Bastaria esto para comprender que en el hecho de devolver en metálico la cantidad que del mismo modo se recibió, y en que se tuvo el usufructo por disposicion de la ley, se cumple plenamente con la obligacion de restituir.

No puede compararse el usufructo de fincas y de cosas no fungibles con las que á esta clase pertenecen. En aquellas, el dominio queda en persona diferente del usufructuario; en estas, pasa al usufructuario. De lo que es consecuencia, que al paso que en las primeras solo correspondan á éste los frutos ordinarios de la cosa, en las segundas le corresponden tambien los estraordinarios, porque el incremento estraordinario de las cosas es para su dueño.

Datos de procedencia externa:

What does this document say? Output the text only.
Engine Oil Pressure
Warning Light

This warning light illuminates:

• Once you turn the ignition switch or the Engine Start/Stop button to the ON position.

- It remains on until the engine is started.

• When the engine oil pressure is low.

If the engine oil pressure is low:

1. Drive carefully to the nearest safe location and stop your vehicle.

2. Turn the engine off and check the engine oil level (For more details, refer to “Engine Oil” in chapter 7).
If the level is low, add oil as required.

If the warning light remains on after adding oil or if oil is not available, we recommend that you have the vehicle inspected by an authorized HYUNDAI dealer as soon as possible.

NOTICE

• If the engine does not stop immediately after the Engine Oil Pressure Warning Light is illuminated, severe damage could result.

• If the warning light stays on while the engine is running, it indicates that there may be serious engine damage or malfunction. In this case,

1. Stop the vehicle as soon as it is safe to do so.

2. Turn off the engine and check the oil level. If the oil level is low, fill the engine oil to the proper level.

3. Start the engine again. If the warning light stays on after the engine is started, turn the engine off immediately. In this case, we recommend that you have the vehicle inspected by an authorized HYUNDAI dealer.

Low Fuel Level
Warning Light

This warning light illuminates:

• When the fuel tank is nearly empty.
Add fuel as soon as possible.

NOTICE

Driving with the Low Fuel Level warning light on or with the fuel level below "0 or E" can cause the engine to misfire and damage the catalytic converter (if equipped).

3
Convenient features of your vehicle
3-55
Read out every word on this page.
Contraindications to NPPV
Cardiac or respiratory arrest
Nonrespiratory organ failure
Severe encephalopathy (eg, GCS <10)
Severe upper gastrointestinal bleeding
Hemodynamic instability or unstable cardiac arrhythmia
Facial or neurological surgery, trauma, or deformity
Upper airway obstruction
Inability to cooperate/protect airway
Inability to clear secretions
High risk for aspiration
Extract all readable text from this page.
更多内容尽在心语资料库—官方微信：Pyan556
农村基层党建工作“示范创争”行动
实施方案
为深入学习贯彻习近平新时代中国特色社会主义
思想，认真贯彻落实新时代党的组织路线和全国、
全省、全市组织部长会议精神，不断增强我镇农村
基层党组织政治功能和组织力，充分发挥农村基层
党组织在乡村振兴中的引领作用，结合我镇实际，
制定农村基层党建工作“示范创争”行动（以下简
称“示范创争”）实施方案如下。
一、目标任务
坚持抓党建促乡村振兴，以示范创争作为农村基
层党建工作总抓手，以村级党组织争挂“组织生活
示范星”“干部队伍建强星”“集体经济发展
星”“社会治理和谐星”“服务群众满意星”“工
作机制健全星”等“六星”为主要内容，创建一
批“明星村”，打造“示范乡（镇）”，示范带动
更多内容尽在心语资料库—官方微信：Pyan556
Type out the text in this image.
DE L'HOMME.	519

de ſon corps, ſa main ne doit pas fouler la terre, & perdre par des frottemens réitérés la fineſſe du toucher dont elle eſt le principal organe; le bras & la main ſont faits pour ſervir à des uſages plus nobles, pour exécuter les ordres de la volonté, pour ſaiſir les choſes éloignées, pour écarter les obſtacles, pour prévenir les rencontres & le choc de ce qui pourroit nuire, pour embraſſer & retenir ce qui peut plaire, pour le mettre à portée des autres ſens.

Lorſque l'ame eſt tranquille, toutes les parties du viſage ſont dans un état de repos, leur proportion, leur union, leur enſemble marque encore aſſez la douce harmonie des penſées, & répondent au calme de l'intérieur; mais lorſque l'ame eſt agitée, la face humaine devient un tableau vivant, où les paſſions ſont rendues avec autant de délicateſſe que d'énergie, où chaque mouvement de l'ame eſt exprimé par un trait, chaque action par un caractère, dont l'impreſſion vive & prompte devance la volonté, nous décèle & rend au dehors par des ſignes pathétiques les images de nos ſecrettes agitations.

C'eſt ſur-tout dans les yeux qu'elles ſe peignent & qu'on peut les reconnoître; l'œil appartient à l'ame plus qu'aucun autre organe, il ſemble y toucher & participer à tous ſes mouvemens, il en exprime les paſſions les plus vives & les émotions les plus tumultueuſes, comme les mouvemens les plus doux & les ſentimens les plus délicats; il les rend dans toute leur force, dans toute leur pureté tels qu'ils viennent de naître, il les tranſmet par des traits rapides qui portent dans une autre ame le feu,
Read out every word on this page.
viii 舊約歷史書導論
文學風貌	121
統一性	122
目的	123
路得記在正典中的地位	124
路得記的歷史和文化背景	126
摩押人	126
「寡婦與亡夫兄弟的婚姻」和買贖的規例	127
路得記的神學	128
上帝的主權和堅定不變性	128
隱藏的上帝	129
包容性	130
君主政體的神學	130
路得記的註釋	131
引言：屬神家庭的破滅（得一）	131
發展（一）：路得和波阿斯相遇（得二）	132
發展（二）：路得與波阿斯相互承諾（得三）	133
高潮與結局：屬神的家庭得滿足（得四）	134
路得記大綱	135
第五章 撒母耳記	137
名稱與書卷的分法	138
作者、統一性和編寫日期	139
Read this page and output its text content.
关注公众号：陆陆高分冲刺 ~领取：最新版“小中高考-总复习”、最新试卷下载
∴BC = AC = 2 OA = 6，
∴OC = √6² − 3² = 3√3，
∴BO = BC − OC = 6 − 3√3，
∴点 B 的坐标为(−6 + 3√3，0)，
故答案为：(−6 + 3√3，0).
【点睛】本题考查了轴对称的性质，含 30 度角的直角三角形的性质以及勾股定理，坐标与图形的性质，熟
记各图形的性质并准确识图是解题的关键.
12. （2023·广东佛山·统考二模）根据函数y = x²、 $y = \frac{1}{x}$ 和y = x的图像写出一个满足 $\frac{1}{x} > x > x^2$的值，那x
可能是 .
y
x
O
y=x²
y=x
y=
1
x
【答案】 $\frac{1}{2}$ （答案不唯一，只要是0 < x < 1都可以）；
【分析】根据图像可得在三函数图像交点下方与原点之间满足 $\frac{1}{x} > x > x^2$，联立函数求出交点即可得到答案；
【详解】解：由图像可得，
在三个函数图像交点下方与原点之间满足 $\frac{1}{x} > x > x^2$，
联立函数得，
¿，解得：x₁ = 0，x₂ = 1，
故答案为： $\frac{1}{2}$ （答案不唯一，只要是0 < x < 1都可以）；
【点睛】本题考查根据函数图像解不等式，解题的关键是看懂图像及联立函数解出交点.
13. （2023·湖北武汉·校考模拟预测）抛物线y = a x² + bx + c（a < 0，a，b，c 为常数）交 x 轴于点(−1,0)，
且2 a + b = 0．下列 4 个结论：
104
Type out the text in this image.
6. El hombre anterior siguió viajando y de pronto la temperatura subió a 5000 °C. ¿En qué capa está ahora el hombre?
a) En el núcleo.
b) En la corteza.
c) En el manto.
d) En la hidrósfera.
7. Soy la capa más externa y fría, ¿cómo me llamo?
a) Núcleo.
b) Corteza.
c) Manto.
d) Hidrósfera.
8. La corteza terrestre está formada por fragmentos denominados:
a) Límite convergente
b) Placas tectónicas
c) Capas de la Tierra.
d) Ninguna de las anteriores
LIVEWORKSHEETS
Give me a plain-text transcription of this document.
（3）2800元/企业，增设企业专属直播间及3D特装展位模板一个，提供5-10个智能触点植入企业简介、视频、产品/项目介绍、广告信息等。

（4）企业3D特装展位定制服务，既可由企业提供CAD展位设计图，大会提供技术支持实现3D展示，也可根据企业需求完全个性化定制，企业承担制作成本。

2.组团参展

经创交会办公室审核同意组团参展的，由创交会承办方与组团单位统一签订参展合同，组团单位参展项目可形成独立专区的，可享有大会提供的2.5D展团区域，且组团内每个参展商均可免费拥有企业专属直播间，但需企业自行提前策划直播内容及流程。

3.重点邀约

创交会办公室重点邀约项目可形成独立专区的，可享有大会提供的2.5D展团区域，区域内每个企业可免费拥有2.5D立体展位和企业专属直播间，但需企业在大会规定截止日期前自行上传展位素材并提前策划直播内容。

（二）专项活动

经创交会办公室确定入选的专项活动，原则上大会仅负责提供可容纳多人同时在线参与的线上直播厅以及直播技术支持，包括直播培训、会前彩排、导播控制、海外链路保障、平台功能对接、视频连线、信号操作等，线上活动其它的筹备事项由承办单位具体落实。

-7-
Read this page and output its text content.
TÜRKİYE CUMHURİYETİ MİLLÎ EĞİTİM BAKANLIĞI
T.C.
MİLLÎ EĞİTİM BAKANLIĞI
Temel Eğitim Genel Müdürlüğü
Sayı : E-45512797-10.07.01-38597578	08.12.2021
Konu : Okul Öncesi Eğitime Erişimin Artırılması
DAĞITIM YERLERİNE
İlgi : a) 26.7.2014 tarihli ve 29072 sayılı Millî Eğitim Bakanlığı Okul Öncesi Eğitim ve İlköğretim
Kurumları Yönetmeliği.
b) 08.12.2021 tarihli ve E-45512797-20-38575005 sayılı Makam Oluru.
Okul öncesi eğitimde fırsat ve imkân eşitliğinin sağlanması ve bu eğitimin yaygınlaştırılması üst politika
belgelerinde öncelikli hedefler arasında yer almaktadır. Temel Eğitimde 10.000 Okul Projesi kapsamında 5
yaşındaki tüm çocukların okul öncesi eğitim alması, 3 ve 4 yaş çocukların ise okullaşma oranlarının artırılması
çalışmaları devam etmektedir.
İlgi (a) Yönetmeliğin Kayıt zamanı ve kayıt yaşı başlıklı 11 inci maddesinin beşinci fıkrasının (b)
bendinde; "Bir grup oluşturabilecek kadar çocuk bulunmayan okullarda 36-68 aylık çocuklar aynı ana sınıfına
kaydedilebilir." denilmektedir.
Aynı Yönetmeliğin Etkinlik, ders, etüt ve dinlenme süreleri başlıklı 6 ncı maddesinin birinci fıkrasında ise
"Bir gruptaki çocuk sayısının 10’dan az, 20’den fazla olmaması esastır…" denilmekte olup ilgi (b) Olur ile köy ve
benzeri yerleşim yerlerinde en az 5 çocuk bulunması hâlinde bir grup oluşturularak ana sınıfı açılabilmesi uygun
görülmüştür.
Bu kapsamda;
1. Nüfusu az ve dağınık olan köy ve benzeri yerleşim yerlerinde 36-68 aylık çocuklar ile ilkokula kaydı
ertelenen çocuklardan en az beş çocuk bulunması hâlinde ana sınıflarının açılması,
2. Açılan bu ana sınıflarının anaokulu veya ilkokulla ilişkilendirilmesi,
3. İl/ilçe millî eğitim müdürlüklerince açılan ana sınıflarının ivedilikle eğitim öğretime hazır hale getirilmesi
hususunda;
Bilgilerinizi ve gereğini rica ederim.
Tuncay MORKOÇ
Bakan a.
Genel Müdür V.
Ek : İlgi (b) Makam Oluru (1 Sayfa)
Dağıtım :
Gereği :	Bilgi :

De otro modo no podria concebirse el usufructo del dinero, porque equivaldria á no tenerlo el no poder disponer de él y conservarlo salvâ rei substantiâ para el dia en que concluyera el usufructo, y este derecho vendria á ser una carga gravísima para el que lo tuviera, por los cuidados que habria de prestar en la conservacion de una cosa cuyos peligros serian suyos, al paso que careciera de todas sus ventajas.

Queda presentada la cuestion en el terreno que parece mas propio, sin renunciar por esto á examinarla bajo otros puntos de vista diferentes.

No faltarán algunos que considerando el caso de que los efectos públicos hayan sido adquiridos con el dinero cuyo usufructo nos pertenece, opinen que corresponden á la persona dueña del caudal que usufructuamos, porque crean tal vez que habiendo reemplazado los efectos al metálico, deben pertenecer al que es dueño de éste. Solo por un error de derecho, en nuestro concepto, puede considerarse como dueña del dinero, durante el usufructo, la persona á quien debe pasar despues de concluido éste, y por lo tanto sacarse la consecuencia de que el incremento del valor que hayan tenido los efectos, le pertenece. Ya queda dicho que el usufructuario se hizo dueño del dinero: pero suponiendo sin concederlo, que la doctrina contraria que no parece legal, prevaleciese, siempre vendria á suceder lo mismo aunque por causas diferentes. Cuando hay ley terminante, no es necesario acudir mas que á ella

para resolver una cuestion. Así acontece en la que ahora se examina.

La ley 49 del título V, Partida V, dice: De dineros agenos que tienen los omes á las vegadas, compran para si heredamientos, ό otras cosas que han menester: é porque dubdarian algunos si aquella cosa que assi comprada, es de aquel que la compró, ó del otro cuyos eran los dineros: querémoslo aquí dezir é departir. E dezimos que deue ser de aquel que fizo la compra en su nome. Esta ley no puede ser mas clara ni mas decisiva en el caso presente; y ninguna de las escepciones que en ella se encuentran comprende al padre que con el dinero del peculio adventicio del hijo compra bienes de cualquiera clase que sean, y mucho menos cuando se compra para revender, y el acto es en sí solamente la adquisicion de una cosa para poseerla por largo tiempo, una negociacion que tiene mas carácter mercantil que civil, como es la de comprar para especular, vendiendo en tiempo oportuno lo adquirido.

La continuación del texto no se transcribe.